Teaser Tuesdays is a weekly bookish meme, hosted by MizB of Should Be Reading. Anyone can play along! Just do the following:
- Grab your current read
- Open to a random page
- Share two (2) “teaser” sentences from somewhere on that page
- BE CAREFUL NOT TO INCLUDE SPOILERS! (make sure that what you share doesn’t give too much away! You don’t want to ruin the book for others!)
- Share the title & author, too, so that other TT participants can add the book to their TBR Lists if they like your teasers!
Usually, I only read one book at once (fiction, that is). But over the next six months I will be thinking about eighteenth-century France in preparation for a summer school I’m teaching. So I’ll be reading and re-reading the fiction of the period, but I don’t want that to be all I read. So I’m going to try reading one book at home and another one on public transport and everywhere else! My ‘home’ book is still When Christ and His Saints Slept and my ‘away’ book is Julie, or The New Heloise by Jean-Jacques Rousseau.
This is a book I’ve had on my shelves for many years and never actually got round to, although it’s an important classic – a romantic eighteenth-century bestseller which had a far-reaching influence on the development of the novel. It is rather a chunkster, which may have put me off. But it’s also a novel in letters, so it’s broken up into quite short segments. So far I’ve read letters from Julie d’Étange, a young girl of good family living in Switzerland, and Saint-Preux, her tutor, who has fallen in love with her but knows it is hopeless because he won’t be considered sufficiently rich and well-born to marry her.
The first teaser is from a Saint-Preux letter, the second from one of Julie’s. I’ve quoted first from the 1997 translation by Philip Stewart and Jean Vache, then the equivalent passage in the French language Pleiade edition, which is the one I’m actually reading.
A hundred times a day I am tempted to throw myself at your feet, to bathe them in my tears, there to find death or forgiveness. Each time a mortal terror numbs my courage; my knees tremble and dare not bend; the words expire on my lips, and my soul can muster no reassurance against the dread of provoking you.

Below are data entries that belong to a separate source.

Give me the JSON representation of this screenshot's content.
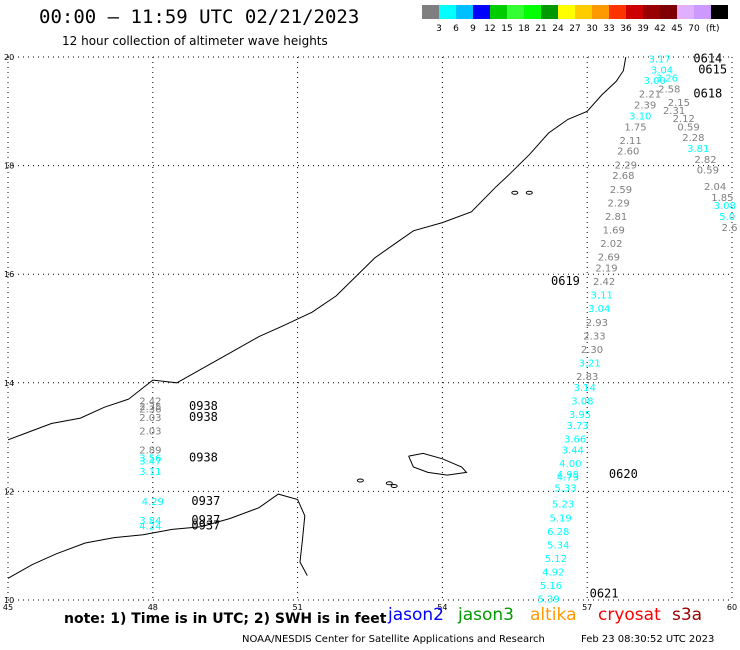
{
  "header": {
    "title": "00:00 — 11:59 UTC 02/21/2023",
    "subtitle": "12 hour collection of altimeter wave heights"
  },
  "scale": {
    "colors": [
      "#7f7f7f",
      "#00ffff",
      "#00bfff",
      "#0000ff",
      "#00cc00",
      "#33ff33",
      "#00ff00",
      "#009900",
      "#ffff00",
      "#ffcc00",
      "#ff9900",
      "#ff3300",
      "#cc0000",
      "#990000",
      "#7f0000",
      "#e0b0ff",
      "#cc99ff",
      "#000000"
    ],
    "labels": [
      "3",
      "6",
      "9",
      "12",
      "15",
      "18",
      "21",
      "24",
      "27",
      "30",
      "33",
      "36",
      "39",
      "42",
      "45",
      "70"
    ],
    "unit": "(ft)"
  },
  "axes": {
    "lon_labels": [
      "45",
      "48",
      "51",
      "54",
      "57",
      "60"
    ],
    "lat_labels": [
      "20",
      "18",
      "16",
      "14",
      "12",
      "10"
    ]
  },
  "legend": {
    "note": "note: 1) Time is in UTC; 2) SWH is in feet",
    "satellites": [
      {
        "name": "jason2",
        "color": "#0000ff"
      },
      {
        "name": "jason3",
        "color": "#009900"
      },
      {
        "name": "altika",
        "color": "#ff9900"
      },
      {
        "name": "cryosat",
        "color": "#ff0000"
      },
      {
        "name": "s3a",
        "color": "#990000"
      }
    ]
  },
  "footer": {
    "credit": "NOAA/NESDIS Center for Satellite Applications and Research",
    "timestamp": "Feb 23 08:30:52 UTC 2023"
  },
  "time_labels": [
    {
      "text": "0614",
      "color": "#009900",
      "lon": 59.2,
      "lat": 19.9
    },
    {
      "text": "0615",
      "color": "#009900",
      "lon": 59.3,
      "lat": 19.7
    },
    {
      "text": "0618",
      "color": "#990000",
      "lon": 59.2,
      "lat": 19.25
    },
    {
      "text": "0619",
      "color": "#990000",
      "lon": 56.25,
      "lat": 15.8
    },
    {
      "text": "0620",
      "color": "#990000",
      "lon": 57.45,
      "lat": 12.25
    },
    {
      "text": "0621",
      "color": "#990000",
      "lon": 57.05,
      "lat": 10.05
    },
    {
      "text": "0938",
      "color": "#ff0000",
      "lon": 48.75,
      "lat": 13.5
    },
    {
      "text": "0938",
      "color": "#ff0000",
      "lon": 48.75,
      "lat": 13.3
    },
    {
      "text": "0938",
      "color": "#ff0000",
      "lon": 48.75,
      "lat": 12.55
    },
    {
      "text": "0937",
      "color": "#ff0000",
      "lon": 48.8,
      "lat": 11.75
    },
    {
      "text": "0937",
      "color": "#ff0000",
      "lon": 48.8,
      "lat": 11.4
    },
    {
      "text": "0937",
      "color": "#ff0000",
      "lon": 48.8,
      "lat": 11.3
    }
  ],
  "wave_heights": [
    {
      "v": "3.17",
      "c": "#00ffff",
      "lon": 58.5,
      "lat": 19.9
    },
    {
      "v": "3.04",
      "c": "#00ffff",
      "lon": 58.55,
      "lat": 19.7
    },
    {
      "v": "3.26",
      "c": "#00ffff",
      "lon": 58.65,
      "lat": 19.55
    },
    {
      "v": "3.00",
      "c": "#00ffff",
      "lon": 58.4,
      "lat": 19.5
    },
    {
      "v": "2.58",
      "c": "#7f7f7f",
      "lon": 58.7,
      "lat": 19.35
    },
    {
      "v": "2.21",
      "c": "#7f7f7f",
      "lon": 58.3,
      "lat": 19.25
    },
    {
      "v": "2.15",
      "c": "#7f7f7f",
      "lon": 58.9,
      "lat": 19.1
    },
    {
      "v": "2.39",
      "c": "#7f7f7f",
      "lon": 58.2,
      "lat": 19.05
    },
    {
      "v": "2.31",
      "c": "#7f7f7f",
      "lon": 58.8,
      "lat": 18.95
    },
    {
      "v": "3.10",
      "c": "#00ffff",
      "lon": 58.1,
      "lat": 18.85
    },
    {
      "v": "2.12",
      "c": "#7f7f7f",
      "lon": 59.0,
      "lat": 18.8
    },
    {
      "v": "1.75",
      "c": "#7f7f7f",
      "lon": 58.0,
      "lat": 18.65
    },
    {
      "v": "0.59",
      "c": "#7f7f7f",
      "lon": 59.1,
      "lat": 18.65
    },
    {
      "v": "2.11",
      "c": "#7f7f7f",
      "lon": 57.9,
      "lat": 18.4
    },
    {
      "v": "2.28",
      "c": "#7f7f7f",
      "lon": 59.2,
      "lat": 18.45
    },
    {
      "v": "3.81",
      "c": "#00ffff",
      "lon": 59.3,
      "lat": 18.25
    },
    {
      "v": "2.60",
      "c": "#7f7f7f",
      "lon": 57.85,
      "lat": 18.2
    },
    {
      "v": "2.82",
      "c": "#7f7f7f",
      "lon": 59.45,
      "lat": 18.05
    },
    {
      "v": "2.29",
      "c": "#7f7f7f",
      "lon": 57.8,
      "lat": 17.95
    },
    {
      "v": "0.59",
      "c": "#7f7f7f",
      "lon": 59.5,
      "lat": 17.85
    },
    {
      "v": "2.68",
      "c": "#7f7f7f",
      "lon": 57.75,
      "lat": 17.75
    },
    {
      "v": "2.59",
      "c": "#7f7f7f",
      "lon": 57.7,
      "lat": 17.5
    },
    {
      "v": "2.04",
      "c": "#7f7f7f",
      "lon": 59.65,
      "lat": 17.55
    },
    {
      "v": "1.85",
      "c": "#7f7f7f",
      "lon": 59.8,
      "lat": 17.35
    },
    {
      "v": "2.29",
      "c": "#7f7f7f",
      "lon": 57.65,
      "lat": 17.25
    },
    {
      "v": "3.08",
      "c": "#00ffff",
      "lon": 59.85,
      "lat": 17.2
    },
    {
      "v": "2.81",
      "c": "#7f7f7f",
      "lon": 57.6,
      "lat": 17.0
    },
    {
      "v": "5.0",
      "c": "#00ffff",
      "lon": 59.9,
      "lat": 17.0
    },
    {
      "v": "1.69",
      "c": "#7f7f7f",
      "lon": 57.55,
      "lat": 16.75
    },
    {
      "v": "2.6",
      "c": "#7f7f7f",
      "lon": 59.95,
      "lat": 16.8
    },
    {
      "v": "2.02",
      "c": "#7f7f7f",
      "lon": 57.5,
      "lat": 16.5
    },
    {
      "v": "2.69",
      "c": "#7f7f7f",
      "lon": 57.45,
      "lat": 16.25
    },
    {
      "v": "2.19",
      "c": "#7f7f7f",
      "lon": 57.4,
      "lat": 16.05
    },
    {
      "v": "2.42",
      "c": "#7f7f7f",
      "lon": 57.35,
      "lat": 15.8
    },
    {
      "v": "3.11",
      "c": "#00ffff",
      "lon": 57.3,
      "lat": 15.55
    },
    {
      "v": "3.04",
      "c": "#00ffff",
      "lon": 57.25,
      "lat": 15.3
    },
    {
      "v": "2.93",
      "c": "#7f7f7f",
      "lon": 57.2,
      "lat": 15.05
    },
    {
      "v": "2.33",
      "c": "#7f7f7f",
      "lon": 57.15,
      "lat": 14.8
    },
    {
      "v": "2.30",
      "c": "#7f7f7f",
      "lon": 57.1,
      "lat": 14.55
    },
    {
      "v": "3.21",
      "c": "#00ffff",
      "lon": 57.05,
      "lat": 14.3
    },
    {
      "v": "2.83",
      "c": "#7f7f7f",
      "lon": 57.0,
      "lat": 14.05
    },
    {
      "v": "3.14",
      "c": "#00ffff",
      "lon": 56.95,
      "lat": 13.85
    },
    {
      "v": "3.08",
      "c": "#00ffff",
      "lon": 56.9,
      "lat": 13.6
    },
    {
      "v": "3.95",
      "c": "#00ffff",
      "lon": 56.85,
      "lat": 13.35
    },
    {
      "v": "3.73",
      "c": "#00ffff",
      "lon": 56.8,
      "lat": 13.15
    },
    {
      "v": "3.66",
      "c": "#00ffff",
      "lon": 56.75,
      "lat": 12.9
    },
    {
      "v": "3.44",
      "c": "#00ffff",
      "lon": 56.7,
      "lat": 12.7
    },
    {
      "v": "4.00",
      "c": "#00ffff",
      "lon": 56.65,
      "lat": 12.45
    },
    {
      "v": "4.98",
      "c": "#00ffff",
      "lon": 56.6,
      "lat": 12.25
    },
    {
      "v": "4.73",
      "c": "#00ffff",
      "lon": 56.6,
      "lat": 12.2
    },
    {
      "v": "5.33",
      "c": "#00ffff",
      "lon": 56.55,
      "lat": 12.0
    },
    {
      "v": "5.23",
      "c": "#00ffff",
      "lon": 56.5,
      "lat": 11.7
    },
    {
      "v": "5.19",
      "c": "#00ffff",
      "lon": 56.45,
      "lat": 11.45
    },
    {
      "v": "6.28",
      "c": "#00ffff",
      "lon": 56.4,
      "lat": 11.2
    },
    {
      "v": "5.34",
      "c": "#00ffff",
      "lon": 56.4,
      "lat": 10.95
    },
    {
      "v": "5.12",
      "c": "#00ffff",
      "lon": 56.35,
      "lat": 10.7
    },
    {
      "v": "4.92",
      "c": "#00ffff",
      "lon": 56.3,
      "lat": 10.45
    },
    {
      "v": "5.16",
      "c": "#00ffff",
      "lon": 56.25,
      "lat": 10.2
    },
    {
      "v": "5.39",
      "c": "#00ffff",
      "lon": 56.2,
      "lat": 9.95
    },
    {
      "v": "2.42",
      "c": "#7f7f7f",
      "lon": 47.95,
      "lat": 13.6
    },
    {
      "v": "2.35",
      "c": "#7f7f7f",
      "lon": 47.95,
      "lat": 13.5
    },
    {
      "v": "2.36",
      "c": "#7f7f7f",
      "lon": 47.95,
      "lat": 13.45
    },
    {
      "v": "2.03",
      "c": "#7f7f7f",
      "lon": 47.95,
      "lat": 13.3
    },
    {
      "v": "2.03",
      "c": "#7f7f7f",
      "lon": 47.95,
      "lat": 13.05
    },
    {
      "v": "2.89",
      "c": "#7f7f7f",
      "lon": 47.95,
      "lat": 12.7
    },
    {
      "v": "3.56",
      "c": "#00ffff",
      "lon": 47.95,
      "lat": 12.55
    },
    {
      "v": "3.47",
      "c": "#00ffff",
      "lon": 47.95,
      "lat": 12.5
    },
    {
      "v": "3.11",
      "c": "#00ffff",
      "lon": 47.95,
      "lat": 12.3
    },
    {
      "v": "4.29",
      "c": "#00ffff",
      "lon": 48.0,
      "lat": 11.75
    },
    {
      "v": "3.84",
      "c": "#00ffff",
      "lon": 47.95,
      "lat": 11.4
    },
    {
      "v": "4.24",
      "c": "#00ffff",
      "lon": 47.95,
      "lat": 11.3
    }
  ]
}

That’s Saint-Preux writing to Julie. Here’s the original French:
Cent fois le jour je suis tenté de me jetter à vos pieds, de les arroser de mes pleurs, d’y obtenir la mort ou mon pardon. Toujours un effroi mortal glace mon courage; mes genoux tremblent et n’osent fléchir; la parole expire sur mes lèvres, et mon ame ne trouve aucune assurance contre la frayeur de vous irriter.
Okay, now here’s Julie:
I believe, I hope, that a heart that seemed to me deserving of all the affection of my own will not belie the generosity I am expecting of it. I further hope that if it were craven enough to take advantage of my disarray and of the admissions it has wrested from me, contempt and indignation would restore the reason I have lost, and I would not myself be so craven as to fear a lover of whom I should have to be ashamed.
And en français:
Je crois, j’espère, qu’un cœur qui m’a paru mériter tout l’attachement du mien ne démentira pas la générosité que j’attends de lui. J’espère encore qui s’il était assez lâche pour abuser de mon égarement et des aveux qu’il m’arrache, le mépris, l’indignation me rendroient la raison que j’ai perdue, et que je ne serais pas assez lâche moi-même pour craindre un amant dont j’aurais à rougir.